Votre dignité, Monsieur le Président, Monsieur Falorni, messieurs les députés, est égale à la mienne (cf. La dignité est « inconditionnelle »). Personne n’est plus digne qu’un autre. Je ne suis pas moins digne de vivre que vous. Vous n’êtes pas plus digne de vivre que moi. La vraie dignité, c’est d’être regardée comme une personne à part entière, même fragile. Ce n’est pas d’avoir le droit de disparaitre, c’est d’avoir les moyens d’exister !

« Je demande juste que l’on m’aide à vivre, pas à mourir »

Ma vie est difficile, mais elle est pleine. Elle est blessée, mais elle est belle. Elle est limitée, mais elle est digne (cf. La rencontre de notre vulnérabilité : première étape, pour devenir humain !). Ma douleur physique et tout ce qu’elle entraîne avec elle n’empêche pas le bonheur, ni ma rage de vivre. Malgré une souffrance permanente, jamais je n’ai souhaité mourir.

Oui, souffrir est terrible. Encore plus lorsque l’on vous insinue que vous ne valez rien, que votre identité n’est que votre vulnérabilité, rien de plus qu’un objet bon à jeter.

La mort ne vient pas supprimer la souffrance, elle supprime la vie. Elle n’est pas la solution. Elle ne sera jamais la solution.
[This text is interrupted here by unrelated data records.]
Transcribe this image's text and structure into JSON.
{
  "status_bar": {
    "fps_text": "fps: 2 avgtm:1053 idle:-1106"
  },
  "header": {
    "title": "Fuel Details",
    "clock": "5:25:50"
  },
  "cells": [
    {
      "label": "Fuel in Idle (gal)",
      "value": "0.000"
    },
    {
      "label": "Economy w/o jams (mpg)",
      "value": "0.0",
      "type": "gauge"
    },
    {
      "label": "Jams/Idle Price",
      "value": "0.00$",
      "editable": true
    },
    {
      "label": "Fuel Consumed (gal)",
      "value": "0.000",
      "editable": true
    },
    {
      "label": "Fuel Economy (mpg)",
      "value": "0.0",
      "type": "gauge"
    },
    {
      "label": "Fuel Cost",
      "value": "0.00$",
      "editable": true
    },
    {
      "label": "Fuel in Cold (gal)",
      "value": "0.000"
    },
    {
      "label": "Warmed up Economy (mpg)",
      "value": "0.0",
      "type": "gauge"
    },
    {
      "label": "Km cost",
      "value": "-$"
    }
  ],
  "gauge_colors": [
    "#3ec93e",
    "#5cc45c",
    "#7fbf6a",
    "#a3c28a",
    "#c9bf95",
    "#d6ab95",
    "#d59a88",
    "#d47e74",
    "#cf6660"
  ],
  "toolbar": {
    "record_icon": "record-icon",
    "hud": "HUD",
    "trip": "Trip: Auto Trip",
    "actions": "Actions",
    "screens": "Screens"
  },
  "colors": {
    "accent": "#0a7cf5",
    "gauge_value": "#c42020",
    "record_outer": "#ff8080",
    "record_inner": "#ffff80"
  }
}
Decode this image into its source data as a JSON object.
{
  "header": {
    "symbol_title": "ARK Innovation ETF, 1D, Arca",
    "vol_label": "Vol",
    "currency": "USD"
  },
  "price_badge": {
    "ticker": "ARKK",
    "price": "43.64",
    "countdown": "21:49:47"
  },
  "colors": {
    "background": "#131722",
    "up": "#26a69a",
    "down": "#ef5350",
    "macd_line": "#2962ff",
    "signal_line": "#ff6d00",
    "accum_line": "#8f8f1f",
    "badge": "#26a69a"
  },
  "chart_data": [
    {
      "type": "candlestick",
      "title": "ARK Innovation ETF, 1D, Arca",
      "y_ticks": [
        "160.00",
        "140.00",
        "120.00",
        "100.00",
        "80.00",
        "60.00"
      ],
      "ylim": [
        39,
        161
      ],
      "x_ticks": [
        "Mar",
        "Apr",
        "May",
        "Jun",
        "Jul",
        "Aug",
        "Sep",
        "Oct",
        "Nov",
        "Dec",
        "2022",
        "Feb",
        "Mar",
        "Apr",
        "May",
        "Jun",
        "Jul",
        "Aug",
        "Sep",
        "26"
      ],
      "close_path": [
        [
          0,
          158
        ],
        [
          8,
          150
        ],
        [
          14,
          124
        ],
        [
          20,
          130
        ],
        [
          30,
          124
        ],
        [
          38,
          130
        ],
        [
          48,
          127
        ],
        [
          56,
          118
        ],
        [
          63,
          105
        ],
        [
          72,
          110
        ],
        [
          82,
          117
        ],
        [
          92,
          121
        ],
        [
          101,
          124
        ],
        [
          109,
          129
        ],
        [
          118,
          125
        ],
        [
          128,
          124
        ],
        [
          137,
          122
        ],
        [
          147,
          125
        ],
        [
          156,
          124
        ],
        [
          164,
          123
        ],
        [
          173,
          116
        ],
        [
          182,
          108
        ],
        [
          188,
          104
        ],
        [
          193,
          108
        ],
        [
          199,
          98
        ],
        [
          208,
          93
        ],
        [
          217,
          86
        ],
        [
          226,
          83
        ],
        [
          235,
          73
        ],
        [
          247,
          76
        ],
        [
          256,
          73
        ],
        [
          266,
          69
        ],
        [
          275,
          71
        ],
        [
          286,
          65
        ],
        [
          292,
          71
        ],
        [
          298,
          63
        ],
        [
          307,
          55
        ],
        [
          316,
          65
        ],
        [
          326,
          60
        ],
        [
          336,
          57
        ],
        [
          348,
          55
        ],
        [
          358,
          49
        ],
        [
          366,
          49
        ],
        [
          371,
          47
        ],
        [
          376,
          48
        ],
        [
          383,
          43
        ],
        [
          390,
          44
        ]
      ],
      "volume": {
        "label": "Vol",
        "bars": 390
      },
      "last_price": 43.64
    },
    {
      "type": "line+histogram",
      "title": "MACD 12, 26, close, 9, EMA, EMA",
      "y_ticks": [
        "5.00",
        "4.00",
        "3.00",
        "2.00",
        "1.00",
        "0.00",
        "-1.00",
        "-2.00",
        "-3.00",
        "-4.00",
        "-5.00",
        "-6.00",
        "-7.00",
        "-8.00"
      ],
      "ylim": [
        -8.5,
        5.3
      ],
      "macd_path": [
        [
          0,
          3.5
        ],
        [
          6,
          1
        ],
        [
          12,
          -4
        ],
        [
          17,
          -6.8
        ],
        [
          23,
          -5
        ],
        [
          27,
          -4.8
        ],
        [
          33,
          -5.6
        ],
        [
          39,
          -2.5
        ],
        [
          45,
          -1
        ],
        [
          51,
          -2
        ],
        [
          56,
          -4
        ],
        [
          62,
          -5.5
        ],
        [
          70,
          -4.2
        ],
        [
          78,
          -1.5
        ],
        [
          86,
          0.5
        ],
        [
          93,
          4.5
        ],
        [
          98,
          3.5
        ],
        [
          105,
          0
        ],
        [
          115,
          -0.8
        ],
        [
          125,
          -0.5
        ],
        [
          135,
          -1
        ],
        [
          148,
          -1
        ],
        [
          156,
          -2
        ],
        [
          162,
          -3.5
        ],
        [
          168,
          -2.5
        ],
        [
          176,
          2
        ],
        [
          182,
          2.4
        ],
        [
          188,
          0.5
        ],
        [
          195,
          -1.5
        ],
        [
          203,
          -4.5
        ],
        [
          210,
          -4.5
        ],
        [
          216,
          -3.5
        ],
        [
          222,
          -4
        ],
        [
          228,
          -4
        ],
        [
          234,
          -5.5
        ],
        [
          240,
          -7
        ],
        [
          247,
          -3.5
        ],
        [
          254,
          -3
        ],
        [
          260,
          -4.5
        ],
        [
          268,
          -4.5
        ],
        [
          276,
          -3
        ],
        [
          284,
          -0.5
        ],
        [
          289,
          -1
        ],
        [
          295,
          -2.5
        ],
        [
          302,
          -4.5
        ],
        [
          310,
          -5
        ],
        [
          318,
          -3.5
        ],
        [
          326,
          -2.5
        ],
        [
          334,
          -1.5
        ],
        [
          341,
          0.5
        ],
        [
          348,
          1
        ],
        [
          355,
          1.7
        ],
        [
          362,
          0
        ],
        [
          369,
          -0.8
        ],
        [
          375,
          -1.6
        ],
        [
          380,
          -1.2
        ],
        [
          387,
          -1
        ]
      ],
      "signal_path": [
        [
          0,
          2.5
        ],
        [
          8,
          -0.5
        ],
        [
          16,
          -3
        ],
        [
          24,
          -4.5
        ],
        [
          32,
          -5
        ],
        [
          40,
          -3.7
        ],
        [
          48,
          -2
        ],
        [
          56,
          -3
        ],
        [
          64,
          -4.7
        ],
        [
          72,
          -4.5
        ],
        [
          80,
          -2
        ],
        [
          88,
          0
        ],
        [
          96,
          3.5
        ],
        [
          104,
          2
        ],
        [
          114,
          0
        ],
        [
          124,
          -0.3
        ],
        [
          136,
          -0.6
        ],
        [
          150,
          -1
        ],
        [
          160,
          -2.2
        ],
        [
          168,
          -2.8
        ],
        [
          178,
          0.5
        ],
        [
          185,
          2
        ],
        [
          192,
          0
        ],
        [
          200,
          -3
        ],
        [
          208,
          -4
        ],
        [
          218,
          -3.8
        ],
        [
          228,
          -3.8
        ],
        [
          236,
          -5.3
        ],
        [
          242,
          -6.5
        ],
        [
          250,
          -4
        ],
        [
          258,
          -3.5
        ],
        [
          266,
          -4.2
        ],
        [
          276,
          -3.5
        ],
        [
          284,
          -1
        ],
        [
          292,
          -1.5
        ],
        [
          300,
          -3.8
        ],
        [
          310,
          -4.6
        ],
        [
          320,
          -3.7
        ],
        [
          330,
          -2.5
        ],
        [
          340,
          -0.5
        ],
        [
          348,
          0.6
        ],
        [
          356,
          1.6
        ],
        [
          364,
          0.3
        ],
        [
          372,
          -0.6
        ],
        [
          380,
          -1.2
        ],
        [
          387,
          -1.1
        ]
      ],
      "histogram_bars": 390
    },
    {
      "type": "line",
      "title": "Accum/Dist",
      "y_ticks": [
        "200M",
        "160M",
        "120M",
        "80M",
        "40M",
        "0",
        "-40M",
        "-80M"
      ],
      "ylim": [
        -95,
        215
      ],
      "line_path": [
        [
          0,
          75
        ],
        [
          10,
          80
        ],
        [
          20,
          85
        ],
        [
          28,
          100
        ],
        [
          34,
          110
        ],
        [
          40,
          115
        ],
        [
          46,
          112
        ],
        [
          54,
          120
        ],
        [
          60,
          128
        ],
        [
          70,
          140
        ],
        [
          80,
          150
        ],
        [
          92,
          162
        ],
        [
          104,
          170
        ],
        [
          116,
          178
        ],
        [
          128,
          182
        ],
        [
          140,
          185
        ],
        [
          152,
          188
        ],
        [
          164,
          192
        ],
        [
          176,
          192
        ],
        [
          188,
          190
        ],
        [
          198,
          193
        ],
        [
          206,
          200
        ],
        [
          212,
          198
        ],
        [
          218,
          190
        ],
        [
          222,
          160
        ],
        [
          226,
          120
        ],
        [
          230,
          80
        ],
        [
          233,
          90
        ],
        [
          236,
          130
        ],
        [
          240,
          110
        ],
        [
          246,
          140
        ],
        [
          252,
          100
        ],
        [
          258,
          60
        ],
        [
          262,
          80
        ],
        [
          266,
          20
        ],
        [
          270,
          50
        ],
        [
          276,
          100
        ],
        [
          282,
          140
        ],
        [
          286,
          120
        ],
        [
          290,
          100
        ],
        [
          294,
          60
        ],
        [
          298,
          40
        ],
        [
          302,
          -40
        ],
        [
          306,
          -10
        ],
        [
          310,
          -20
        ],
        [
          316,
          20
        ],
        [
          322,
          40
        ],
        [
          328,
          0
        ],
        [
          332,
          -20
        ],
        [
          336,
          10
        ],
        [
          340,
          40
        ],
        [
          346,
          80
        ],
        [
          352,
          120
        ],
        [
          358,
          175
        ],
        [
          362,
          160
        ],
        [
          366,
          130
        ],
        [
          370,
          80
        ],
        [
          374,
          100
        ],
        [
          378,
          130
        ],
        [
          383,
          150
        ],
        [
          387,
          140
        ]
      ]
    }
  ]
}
La solution, c’est de m’aider à vivre dignement, c’est de me considérer, de m’envisager comme une personne, de me donner les moyens d’être plus autonome, d’ouvrir les portes à des soins respectueux de ma vie, de m’inclure dans la société, de valoriser mes talents et compétences, d’accepter surtout, même si cela vous dérange, que j’ai envie de vivre !

Je ne demande pas l’impossible. Je ne demande pas un monde parfait. Je demande juste que l’on m’aide à vivre, pas à mourir. Qu’on ne décide pas à ma place que ma vie vaut moins que celle des autres. Je vous en supplie : ayez le courage de me laisser vivre. Je veux être éligible à la vie, non à la mort !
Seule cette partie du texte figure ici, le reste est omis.